Shareholder, Jill Shulman, passed this recipe on to us and said it was passed on to her at a potluck. Easy and delicious! Thanks Jill!



(I like to make the dressing first to allow the flavors to blend.  Also, it is better to err on the side of too much dressing, rather than too little for this salad - the dressing softens the kale and makes it yummier). Just mix it all together!

juice of 3-4 lemons or limes

3 cloves crushed or finely chopped garlic (or to taste)

olive oil

grainy mustard (several tablespoons - you have to go by taste)


Salad Ingredients:

I large bunch of kale with spines removed, finely chopped

2 bulbs of fennel sliced really thin (I like to use a cheese slicer to make them really fine)

2 green apples sliced really thin

1 -2 cups of  fresh grated good parmesan or asiago cheese

Napa Cabbage Salad

This recipe was found in the Tassajara Cookbook by BFCT president, Peter Littell, who passed it on to shareholder Rhonda Newman, who gave the list of ingredients to Karen, who doesn't measure ingredients, who makes it for the crew.
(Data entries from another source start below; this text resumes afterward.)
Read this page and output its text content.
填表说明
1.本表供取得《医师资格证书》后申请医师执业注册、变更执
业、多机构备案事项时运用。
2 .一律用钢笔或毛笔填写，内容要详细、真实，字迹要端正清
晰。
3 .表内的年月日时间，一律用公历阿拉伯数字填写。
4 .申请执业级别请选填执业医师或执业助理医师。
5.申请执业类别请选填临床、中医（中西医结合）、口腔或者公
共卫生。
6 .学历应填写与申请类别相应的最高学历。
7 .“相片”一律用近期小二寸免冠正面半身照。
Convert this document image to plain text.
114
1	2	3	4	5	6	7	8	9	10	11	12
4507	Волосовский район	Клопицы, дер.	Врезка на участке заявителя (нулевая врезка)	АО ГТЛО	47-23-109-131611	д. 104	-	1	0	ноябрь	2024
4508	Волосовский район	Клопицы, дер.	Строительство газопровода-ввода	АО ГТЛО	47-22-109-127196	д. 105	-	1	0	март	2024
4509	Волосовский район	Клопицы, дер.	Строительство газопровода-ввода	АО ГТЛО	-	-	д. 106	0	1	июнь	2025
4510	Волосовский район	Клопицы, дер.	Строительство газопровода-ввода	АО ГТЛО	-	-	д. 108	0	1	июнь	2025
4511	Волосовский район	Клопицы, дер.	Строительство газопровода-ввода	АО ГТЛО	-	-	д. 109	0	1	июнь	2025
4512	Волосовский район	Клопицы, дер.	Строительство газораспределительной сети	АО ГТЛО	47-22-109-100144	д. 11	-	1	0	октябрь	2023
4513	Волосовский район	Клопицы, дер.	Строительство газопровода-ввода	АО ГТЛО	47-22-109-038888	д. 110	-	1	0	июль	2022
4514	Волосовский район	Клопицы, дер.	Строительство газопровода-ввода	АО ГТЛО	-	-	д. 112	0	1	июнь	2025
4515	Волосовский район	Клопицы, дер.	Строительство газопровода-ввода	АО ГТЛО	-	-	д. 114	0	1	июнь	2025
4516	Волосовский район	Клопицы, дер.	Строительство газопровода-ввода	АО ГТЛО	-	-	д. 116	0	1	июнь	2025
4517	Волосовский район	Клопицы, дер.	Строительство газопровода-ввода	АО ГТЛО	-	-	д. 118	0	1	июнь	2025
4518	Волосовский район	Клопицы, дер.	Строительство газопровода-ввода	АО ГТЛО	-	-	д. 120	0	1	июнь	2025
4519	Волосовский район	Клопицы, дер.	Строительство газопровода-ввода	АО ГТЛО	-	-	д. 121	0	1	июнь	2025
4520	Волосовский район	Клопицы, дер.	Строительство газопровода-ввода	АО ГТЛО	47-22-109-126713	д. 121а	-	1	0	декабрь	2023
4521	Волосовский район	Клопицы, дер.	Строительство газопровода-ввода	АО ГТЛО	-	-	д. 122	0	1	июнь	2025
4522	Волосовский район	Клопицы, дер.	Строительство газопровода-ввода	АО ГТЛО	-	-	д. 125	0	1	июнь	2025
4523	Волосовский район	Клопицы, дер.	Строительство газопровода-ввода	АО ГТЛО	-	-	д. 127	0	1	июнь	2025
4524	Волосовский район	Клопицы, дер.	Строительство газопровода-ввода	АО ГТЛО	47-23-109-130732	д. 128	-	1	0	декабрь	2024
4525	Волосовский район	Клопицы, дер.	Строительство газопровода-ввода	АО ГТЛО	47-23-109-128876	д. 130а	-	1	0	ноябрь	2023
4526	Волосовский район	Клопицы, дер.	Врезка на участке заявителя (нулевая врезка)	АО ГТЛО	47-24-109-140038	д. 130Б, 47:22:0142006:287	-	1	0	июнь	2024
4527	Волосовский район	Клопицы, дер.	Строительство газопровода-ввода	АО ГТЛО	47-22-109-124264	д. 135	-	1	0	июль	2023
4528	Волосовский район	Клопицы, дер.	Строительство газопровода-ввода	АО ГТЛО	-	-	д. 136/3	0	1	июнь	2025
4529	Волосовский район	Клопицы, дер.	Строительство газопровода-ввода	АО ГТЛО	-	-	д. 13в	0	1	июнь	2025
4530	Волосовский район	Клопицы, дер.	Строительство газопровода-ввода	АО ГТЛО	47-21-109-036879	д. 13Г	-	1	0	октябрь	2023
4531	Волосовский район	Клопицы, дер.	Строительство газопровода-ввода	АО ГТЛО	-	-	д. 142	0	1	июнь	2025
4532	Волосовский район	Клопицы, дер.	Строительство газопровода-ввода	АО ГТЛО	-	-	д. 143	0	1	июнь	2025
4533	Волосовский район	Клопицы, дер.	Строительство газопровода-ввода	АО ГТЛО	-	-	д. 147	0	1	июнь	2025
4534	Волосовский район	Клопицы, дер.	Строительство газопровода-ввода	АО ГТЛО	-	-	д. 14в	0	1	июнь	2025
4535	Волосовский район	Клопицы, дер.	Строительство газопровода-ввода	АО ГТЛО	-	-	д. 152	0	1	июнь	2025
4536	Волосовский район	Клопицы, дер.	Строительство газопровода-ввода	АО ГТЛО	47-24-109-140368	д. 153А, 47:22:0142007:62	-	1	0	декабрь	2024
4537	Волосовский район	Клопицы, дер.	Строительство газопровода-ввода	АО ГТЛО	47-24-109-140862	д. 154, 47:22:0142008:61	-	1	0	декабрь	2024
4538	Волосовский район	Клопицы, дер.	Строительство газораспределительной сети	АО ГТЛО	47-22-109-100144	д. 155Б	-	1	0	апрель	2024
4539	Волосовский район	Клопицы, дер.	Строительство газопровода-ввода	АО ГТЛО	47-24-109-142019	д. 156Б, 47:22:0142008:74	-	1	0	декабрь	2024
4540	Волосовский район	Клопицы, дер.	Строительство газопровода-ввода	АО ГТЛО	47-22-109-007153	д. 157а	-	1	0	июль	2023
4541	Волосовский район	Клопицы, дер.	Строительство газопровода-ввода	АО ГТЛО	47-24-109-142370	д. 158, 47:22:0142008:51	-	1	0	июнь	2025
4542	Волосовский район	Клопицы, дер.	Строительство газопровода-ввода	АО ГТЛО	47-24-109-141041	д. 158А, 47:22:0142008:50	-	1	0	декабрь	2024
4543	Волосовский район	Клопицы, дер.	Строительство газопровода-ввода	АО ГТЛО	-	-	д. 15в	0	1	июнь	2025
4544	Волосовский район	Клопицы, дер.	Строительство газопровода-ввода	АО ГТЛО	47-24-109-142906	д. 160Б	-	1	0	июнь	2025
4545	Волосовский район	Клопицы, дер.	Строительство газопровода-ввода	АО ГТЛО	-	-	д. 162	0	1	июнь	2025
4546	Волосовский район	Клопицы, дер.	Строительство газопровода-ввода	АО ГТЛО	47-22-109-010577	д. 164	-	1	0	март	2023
It is an early summer crew favorite! 

1 medium Napa Cabbage
1 1/2 c. gruyere cheese, (finely grated)
1/2 - 3/4c. kalamata olives, pitted & chopped
1/4 c. olive oil (optional)
4 Tbsp. red wine vinegar (or to taste)
2-3 cloves garlic, crushed or 1-2 garlic scapes, ground fine in a food processor
salt to taste

Chop the cabbage, mix the dressing, combine and enjoy!! 


Cheesy Eggy

1 lb chard
4 tbsp canola oil    
1/3 c.  chopped garlic scapes    
1/2 tspn salt    
pinch of sugar    
3/4 c milk    
3 eggs, lightly beaten    
1/2 tspn thyme    
1 c. grated cheddar    
1 c. cooked rice    
1/2 tspn worcestershire

Preheat the oven to 350. Steam greens. Mix with all other ingredients. Bake in a buttered, shallow baking dish until mixture is set (about 20 min). Serve hot and cut into squares.

This dish was a staple in our home when our kids were little. And they grew up great!! It is a fool-proof way to get kids to eat greens. Even the most hardened "I only eat macaroni & cheese" kid yells for more of this, to the utter amazement and delight of their parents.